Эд Макбейн - Дети джунглей (сборник)
— Извините нас, — сказал он, — мы ищем книгохранилище.
Да, думал он, книгохранилище будет самым подходящим местом для символического освобождения хранилища банкнотов, к которым он все время был так близок, а теперь оказался в еще большей близости, практически в пределах досягания пальцами, кончики которых покалывало от нетерпеливого возбуждения, еще чуть-чуть — и пятьсот тысяч долларов станут его неоспоримой и явной добычей. Ладонь девушки, сжимающая его руку, вспотела, пока они стремительно шли по мраморным коридорам, словно и она чувствовала, что он готов столкнуть вниз эту лавину денег, окрасить ее ягодицы в зеленый, как и обещал, позволить ей барахтаться в этих грудах презренных бумажек. Он заметил еще одну дверь с табличкой: «Персонал» и толкнул ее, но она оказалась запертой, и он продолжал бежать дальше, зажав в своих потную, горячую руку девушки; обоих окутывал дурманящий запах больших денег, он нетерпеливо тыкался во все двери, ожидая, когда от его толчка одна из них распахнется, и за ней появятся бесконечные ряды книг, пылящихся на высоких, до самого потолка, стеллажах, за которыми они позволят банкнотам скользить меж пальцев, бесшумно струиться на пол в торжественной тишине, если только раньше их не настигнут Генри с Джорджем.

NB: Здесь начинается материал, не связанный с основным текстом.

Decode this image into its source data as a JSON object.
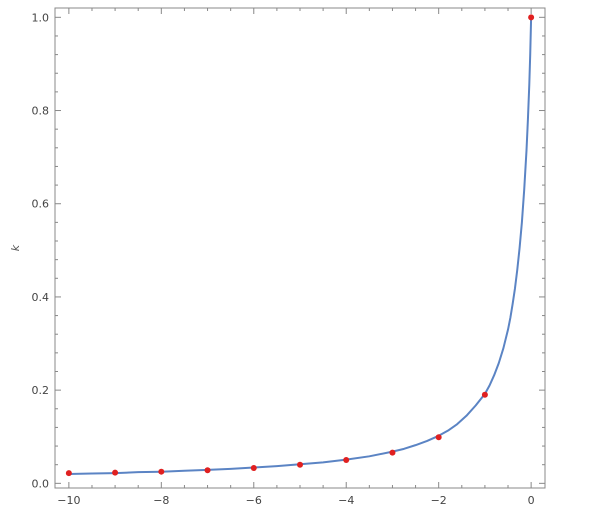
{
  "chart_data": {
    "type": "line",
    "title": "",
    "xlabel": "",
    "ylabel": "k",
    "xlim": [
      -10.3,
      0.3
    ],
    "ylim": [
      -0.01,
      1.02
    ],
    "x_ticks": [
      {
        "value": -10,
        "label": "−10"
      },
      {
        "value": -8,
        "label": "−8"
      },
      {
        "value": -6,
        "label": "−6"
      },
      {
        "value": -4,
        "label": "−4"
      },
      {
        "value": -2,
        "label": "−2"
      },
      {
        "value": 0,
        "label": "0"
      }
    ],
    "y_ticks": [
      {
        "value": 0.0,
        "label": "0.0"
      },
      {
        "value": 0.2,
        "label": "0.2"
      },
      {
        "value": 0.4,
        "label": "0.4"
      },
      {
        "value": 0.6,
        "label": "0.6"
      },
      {
        "value": 0.8,
        "label": "0.8"
      },
      {
        "value": 1.0,
        "label": "1.0"
      }
    ],
    "grid": false,
    "frame": true,
    "series": [
      {
        "kind": "line",
        "color": "#5b84c4",
        "x": [
          -10,
          -9.5,
          -9,
          -8.5,
          -8,
          -7.5,
          -7,
          -6.5,
          -6,
          -5.5,
          -5,
          -4.5,
          -4,
          -3.5,
          -3,
          -2.75,
          -2.5,
          -2.25,
          -2,
          -1.8,
          -1.6,
          -1.4,
          -1.2,
          -1,
          -0.9,
          -0.8,
          -0.7,
          -0.6,
          -0.5,
          -0.45,
          -0.4,
          -0.35,
          -0.3,
          -0.25,
          -0.2,
          -0.15,
          -0.1,
          -0.07,
          -0.04,
          -0.02,
          0
        ],
        "y": [
          0.02,
          0.021,
          0.022,
          0.024,
          0.025,
          0.027,
          0.029,
          0.031,
          0.034,
          0.037,
          0.041,
          0.045,
          0.051,
          0.058,
          0.068,
          0.074,
          0.082,
          0.091,
          0.102,
          0.113,
          0.127,
          0.145,
          0.167,
          0.192,
          0.21,
          0.232,
          0.258,
          0.29,
          0.33,
          0.355,
          0.385,
          0.418,
          0.458,
          0.505,
          0.56,
          0.63,
          0.715,
          0.78,
          0.855,
          0.92,
          1.0
        ]
      },
      {
        "kind": "points",
        "color": "#e02020",
        "x": [
          -10,
          -9,
          -8,
          -7,
          -6,
          -5,
          -4,
          -3,
          -2,
          -1,
          0
        ],
        "y": [
          0.022,
          0.023,
          0.025,
          0.028,
          0.033,
          0.04,
          0.05,
          0.066,
          0.099,
          0.19,
          1.0
        ]
      }
    ]
  }
}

А затем, совершенно неожиданно (именно так, как и должно быть) одна дверь открылась под его рукой, являя их потрясенным взорам бесчисленные строгие стеллажи, доверху заполненные книгами, ряды стеллажей тянулись вдали, насколько хватало глаз. Шагнув с девушкой внутрь, он запер дверь и повел Мерили за руку между стен из книг, гадая, есть ли среди них те самые энциклопедии, которые он продавал до того, как предался жизни, полной азартного риска, жизни, которая наконец готова расплатиться с ним половиной миллиона восхитительных долларовых банкнотов.
— О Господи, — прошептала девушка, — да здесь, наверное, бродят привидения.
— Tcc! — зашипел он и крепко сжал ее горячую ладонь.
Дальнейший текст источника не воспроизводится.